While Dr Langford's evidence found that paramedics should have considered giving Kenneth activated charcoal to treat the overdose, he said: "It should have been considered but the fact it wasn't was not, I don't think, unreasonable. We can say with hindsight it should have been given, but I'm not critical of the paramedic team for not giving him it."
Both the County Durham and Darlington NHS Trust and the North East Ambulance Service have apologised to Kenneth's family. The hospital trust - which runs both University Hospital of North Durham and Darlington Memorial Hospital - admitted a series of failings.

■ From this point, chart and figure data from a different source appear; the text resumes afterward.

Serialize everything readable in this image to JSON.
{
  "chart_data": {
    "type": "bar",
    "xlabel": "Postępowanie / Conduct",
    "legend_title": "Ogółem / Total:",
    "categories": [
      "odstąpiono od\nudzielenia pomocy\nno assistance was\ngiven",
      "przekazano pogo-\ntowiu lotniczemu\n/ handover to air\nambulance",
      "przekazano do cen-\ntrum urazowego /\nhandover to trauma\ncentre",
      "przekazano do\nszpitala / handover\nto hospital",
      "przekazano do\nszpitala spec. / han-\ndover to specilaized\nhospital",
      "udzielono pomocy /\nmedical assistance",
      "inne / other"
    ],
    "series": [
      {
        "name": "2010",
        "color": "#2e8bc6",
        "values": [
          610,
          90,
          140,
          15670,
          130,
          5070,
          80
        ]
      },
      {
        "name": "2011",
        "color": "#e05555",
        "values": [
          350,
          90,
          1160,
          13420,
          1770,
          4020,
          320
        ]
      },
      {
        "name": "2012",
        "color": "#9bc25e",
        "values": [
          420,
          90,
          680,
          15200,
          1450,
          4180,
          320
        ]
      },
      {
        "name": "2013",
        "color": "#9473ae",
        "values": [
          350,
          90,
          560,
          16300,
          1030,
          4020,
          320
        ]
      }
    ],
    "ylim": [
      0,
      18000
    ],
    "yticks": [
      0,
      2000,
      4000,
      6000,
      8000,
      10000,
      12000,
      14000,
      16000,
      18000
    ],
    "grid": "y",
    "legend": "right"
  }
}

In a letter to the family, NEAS chief executive Helen Ray apologised explained that an internal review had concluded how the initial crew to attend had not recognised how poorly Kenneth was, spent too long on the scene, and should have "pre-alerted" him to the nearest A&E rather than following the "deflection" which was in place at Darlington Memorial.
Mrs Ray wrote that NEAS had "very regrettably" identified serious errors in Kenneth's care. She added: "I want to apologise wholeheartedly to Miss Metcalfe for the inevitable upset that this will cause to her and her family. The whole experience of care has been substandard, and Mr Metcalfe deserved better from us."
That letter also discussed how: "We have not met the required standard of care for Mr Metcalfe when he was extremely poorly, and we have let him and his family down."
A spokesperson for County Durham and Darlington NHS Foundation Trust said: "We would like to express our deepest condolences to the family and loved ones of Kenneth. The Trust conducted a full and thorough internal investigation and identified areas where improvements could be made, and as a result, a series of actions have been put in place to ensure we provide the safest and highest quality care to our patients.
"These actions include enhanced learning sessions for our staff, the introduction of new Standard Operating Procedures (SOPs), and an audit programme to monitor and ensure ongoing improvements. We are committed to learning and continuing to make positive changes to improve patient safety and care."